HERMANN HELLER
Desde la antigüedad viene nuestro Occidente elaborando, en forma oral y escrita, un vasto conjunto de doctrinas y conocimientos que hoy suelen designarse con la expresión Ciencia política, pero sin que haya sido aún posible determinar con precisión ni el objeto ni el método de esta disciplina, en cierto modo enciclopédica. Al decir Ciencia política , no quedan fijados ni el concepto de lo político, ni el de la ciencia; de donde se desprende, desde luego, que no cabe pensar ni en un círculo de problemas bien demarcado, ni tampoco en un método específico de la mentada Ciencia política. La proteidad de la Ciencia política y la pugna entablada en torno a cuáles deban ser su objeto y su método, se hallan hoy en la misma situación que tuvieron en las postrimerías de la civilización helénica. En la actualidad presenta la Ciencia política una cierta demarcación, si se atiende a su objeto; sus métodos, en cambio, se han multiplicado de un modo nada común.
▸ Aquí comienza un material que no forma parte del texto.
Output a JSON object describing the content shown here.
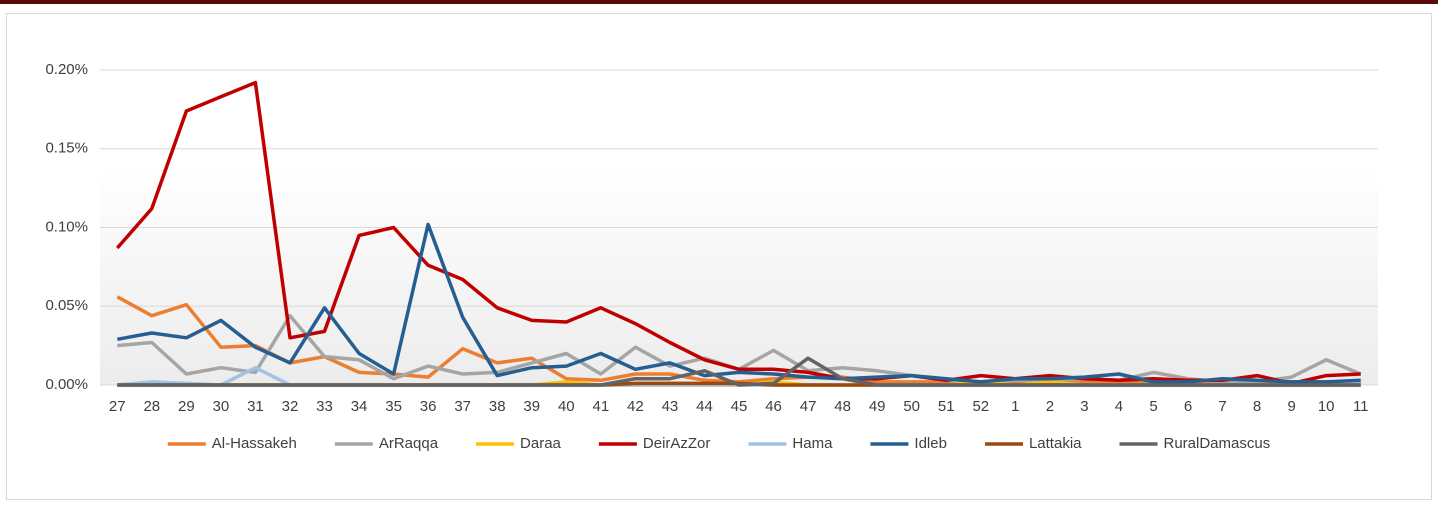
{
  "chart_data": {
    "type": "line",
    "categories": [
      "27",
      "28",
      "29",
      "30",
      "31",
      "32",
      "33",
      "34",
      "35",
      "36",
      "37",
      "38",
      "39",
      "40",
      "41",
      "42",
      "43",
      "44",
      "45",
      "46",
      "47",
      "48",
      "49",
      "50",
      "51",
      "52",
      "1",
      "2",
      "3",
      "4",
      "5",
      "6",
      "7",
      "8",
      "9",
      "10",
      "11"
    ],
    "series": [
      {
        "name": "Al-Hassakeh",
        "color": "#ed7d31",
        "values": [
          0.056,
          0.044,
          0.051,
          0.024,
          0.025,
          0.014,
          0.018,
          0.008,
          0.007,
          0.005,
          0.023,
          0.014,
          0.017,
          0.004,
          0.003,
          0.007,
          0.007,
          0.003,
          0.002,
          0.004,
          0.005,
          0.005,
          0.002,
          0.002,
          0.002,
          0.002,
          0.002,
          0.002,
          0.002,
          0.002,
          0.002,
          0.002,
          0.002,
          0.002,
          0.002,
          0.002,
          0.002
        ]
      },
      {
        "name": "ArRaqqa",
        "color": "#a5a5a5",
        "values": [
          0.025,
          0.027,
          0.007,
          0.011,
          0.008,
          0.044,
          0.018,
          0.016,
          0.004,
          0.012,
          0.007,
          0.008,
          0.014,
          0.02,
          0.007,
          0.024,
          0.012,
          0.017,
          0.01,
          0.022,
          0.009,
          0.011,
          0.009,
          0.006,
          0.003,
          0.002,
          0.003,
          0.003,
          0.004,
          0.003,
          0.008,
          0.004,
          0.002,
          0.002,
          0.005,
          0.016,
          0.007
        ]
      },
      {
        "name": "Daraa",
        "color": "#ffc000",
        "values": [
          0,
          0,
          0,
          0,
          0,
          0,
          0,
          0,
          0,
          0,
          0,
          0,
          0,
          0.002,
          0,
          0,
          0,
          0,
          0,
          0.002,
          0,
          0,
          0,
          0,
          0,
          0.002,
          0,
          0.002,
          0,
          0,
          0,
          0,
          0,
          0,
          0,
          0,
          0
        ]
      },
      {
        "name": "DeirAzZor",
        "color": "#c00000",
        "values": [
          0.087,
          0.112,
          0.174,
          0.183,
          0.192,
          0.03,
          0.034,
          0.095,
          0.1,
          0.076,
          0.067,
          0.049,
          0.041,
          0.04,
          0.049,
          0.039,
          0.027,
          0.016,
          0.01,
          0.01,
          0.008,
          0.004,
          0.004,
          0.006,
          0.003,
          0.006,
          0.004,
          0.006,
          0.004,
          0.003,
          0.004,
          0.003,
          0.003,
          0.006,
          0.001,
          0.006,
          0.007
        ]
      },
      {
        "name": "Hama",
        "color": "#9dc3e6",
        "values": [
          0,
          0.002,
          0.001,
          0,
          0.011,
          0,
          0,
          0,
          0,
          0,
          0,
          0,
          0,
          0,
          0,
          0,
          0,
          0,
          0,
          0,
          0,
          0,
          0,
          0,
          0,
          0,
          0,
          0,
          0,
          0,
          0,
          0,
          0,
          0,
          0,
          0,
          0.002
        ]
      },
      {
        "name": "Idleb",
        "color": "#255e91",
        "values": [
          0.029,
          0.033,
          0.03,
          0.041,
          0.024,
          0.014,
          0.049,
          0.02,
          0.007,
          0.102,
          0.043,
          0.006,
          0.011,
          0.012,
          0.02,
          0.01,
          0.014,
          0.006,
          0.008,
          0.007,
          0.005,
          0.004,
          0.005,
          0.006,
          0.004,
          0.002,
          0.004,
          0.004,
          0.005,
          0.007,
          0.002,
          0.002,
          0.004,
          0.003,
          0.002,
          0.002,
          0.003
        ]
      },
      {
        "name": "Lattakia",
        "color": "#9e480e",
        "values": [
          0,
          0,
          0,
          0,
          0,
          0,
          0,
          0,
          0,
          0,
          0,
          0,
          0,
          0,
          0,
          0.001,
          0.001,
          0.001,
          0.001,
          0,
          0,
          0,
          0,
          0,
          0,
          0,
          0,
          0,
          0,
          0,
          0,
          0,
          0,
          0,
          0,
          0,
          0
        ]
      },
      {
        "name": "RuralDamascus",
        "color": "#636363",
        "values": [
          0,
          0,
          0,
          0,
          0,
          0,
          0,
          0,
          0,
          0,
          0,
          0,
          0,
          0,
          0,
          0.004,
          0.004,
          0.009,
          0,
          0.001,
          0.017,
          0.004,
          0,
          0,
          0,
          0,
          0,
          0,
          0,
          0,
          0,
          0,
          0,
          0,
          0,
          0,
          0
        ]
      }
    ],
    "ylim": [
      0,
      0.2
    ],
    "yticks": [
      {
        "value": 0,
        "label": "0.00%"
      },
      {
        "value": 0.05,
        "label": "0.05%"
      },
      {
        "value": 0.1,
        "label": "0.10%"
      },
      {
        "value": 0.15,
        "label": "0.15%"
      },
      {
        "value": 0.2,
        "label": "0.20%"
      }
    ],
    "grid": true,
    "legend": "bottom"
  }
}
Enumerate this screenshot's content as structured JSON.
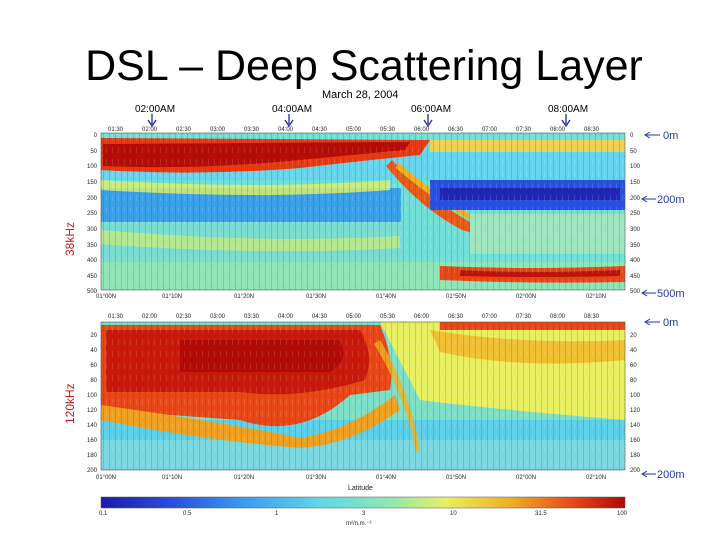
{
  "slide": {
    "title": "DSL – Deep Scattering Layer",
    "date": "March 28, 2004"
  },
  "markers": [
    "02:00AM",
    "04:00AM",
    "06:00AM",
    "08:00AM"
  ],
  "top_panel": {
    "label": "38kHz",
    "time_ticks": [
      "01:30",
      "02:00",
      "02:30",
      "03:00",
      "03:30",
      "04:00",
      "04:30",
      "05:00",
      "05:30",
      "06:00",
      "06:30",
      "07:00",
      "07:30",
      "08:00",
      "08:30"
    ],
    "depth_ticks": [
      "0",
      "50",
      "100",
      "150",
      "200",
      "250",
      "300",
      "350",
      "400",
      "450",
      "500"
    ],
    "lat_ticks": [
      "01°00N",
      "01°10N",
      "01°20N",
      "01°30N",
      "01°40N",
      "01°50N",
      "02°00N",
      "02°10N"
    ],
    "depth_callouts": [
      "0m",
      "200m",
      "500m"
    ]
  },
  "bottom_panel": {
    "label": "120kHz",
    "time_ticks": [
      "01:30",
      "02:00",
      "02:30",
      "03:00",
      "03:30",
      "04:00",
      "04:30",
      "05:00",
      "05:30",
      "06:00",
      "06:30",
      "07:00",
      "07:30",
      "08:00",
      "08:30"
    ],
    "depth_ticks": [
      "20",
      "40",
      "60",
      "80",
      "100",
      "120",
      "140",
      "160",
      "180",
      "200"
    ],
    "lat_ticks": [
      "01°00N",
      "01°10N",
      "01°20N",
      "01°30N",
      "01°40N",
      "01°50N",
      "02°00N",
      "02°10N"
    ],
    "depth_callouts": [
      "0m",
      "200m"
    ],
    "xlabel": "Latitude"
  },
  "colorbar": {
    "ticks": [
      "0.1",
      "0.5",
      "1",
      "3",
      "10",
      "31.5",
      "100"
    ],
    "label": "m²/n.m.⁻²",
    "colors": [
      "#1e1aa8",
      "#2a50e0",
      "#3aa0f0",
      "#5fd8e8",
      "#8fe8b0",
      "#e8f060",
      "#f0b020",
      "#e84818",
      "#b00808"
    ]
  }
}
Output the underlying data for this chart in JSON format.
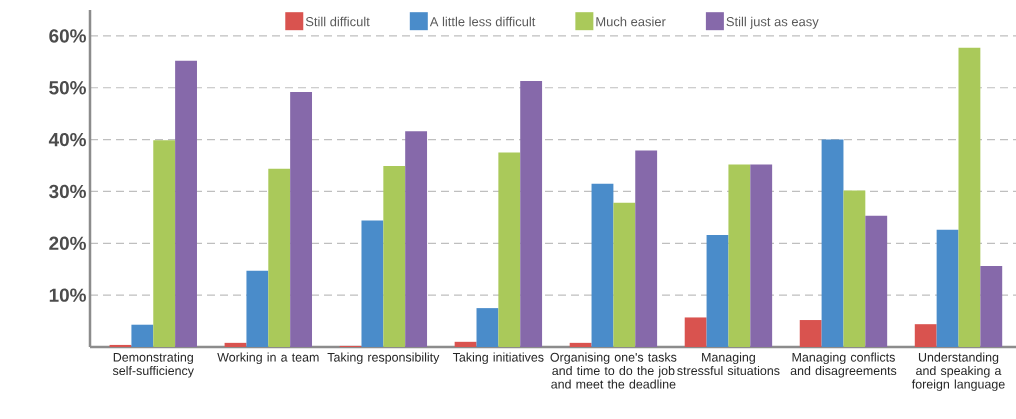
{
  "chart_data": {
    "type": "bar",
    "categories": [
      "Demonstrating self-sufficiency",
      "Working in a team",
      "Taking responsibility",
      "Taking initiatives",
      "Organising one's tasks and time to do the job and meet the deadline",
      "Managing stressful situations",
      "Managing conflicts and disagreements",
      "Understanding and speaking a foreign language"
    ],
    "series": [
      {
        "name": "Still difficult",
        "color": "#d9534f",
        "values": [
          0.4,
          0.8,
          0.2,
          1.0,
          0.8,
          5.7,
          5.2,
          4.4
        ]
      },
      {
        "name": "A little less difficult",
        "color": "#4a8cca",
        "values": [
          4.3,
          14.7,
          24.4,
          7.5,
          31.5,
          21.6,
          40.0,
          22.6
        ]
      },
      {
        "name": "Much easier",
        "color": "#aac95a",
        "values": [
          39.9,
          34.4,
          34.9,
          37.5,
          27.8,
          35.2,
          30.2,
          57.7
        ]
      },
      {
        "name": "Still just as easy",
        "color": "#8669aa",
        "values": [
          55.2,
          49.2,
          41.6,
          51.3,
          37.9,
          35.2,
          25.3,
          15.6
        ]
      }
    ],
    "ylim": [
      0,
      65
    ],
    "yticks": [
      {
        "value": 10,
        "label": "10%"
      },
      {
        "value": 20,
        "label": "20%"
      },
      {
        "value": 30,
        "label": "30%"
      },
      {
        "value": 40,
        "label": "40%"
      },
      {
        "value": 50,
        "label": "50%"
      },
      {
        "value": 60,
        "label": "60%"
      }
    ],
    "grid": "y",
    "legend": "top"
  }
}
Objeto propio del conocimiento político, únicamente existe cuando se reconoce lo político en su carácter peculiar; si se nos manifiesta tan sólo como un reflejo de algo distinto, sea de lo
metafisico-religioso, de lo económico naturalista, o de cualquiera otra esfera, no resulta posible la Ciencia política, por carencia de objeto propio de conocimiento, y, a lo sumo, actuará como rama de la teología y la economía, etc., que es lo que ocurre, verbigracia, con la concepción del Estado en San Agustín o con la concepción materialista de la historia de Marx y Engels.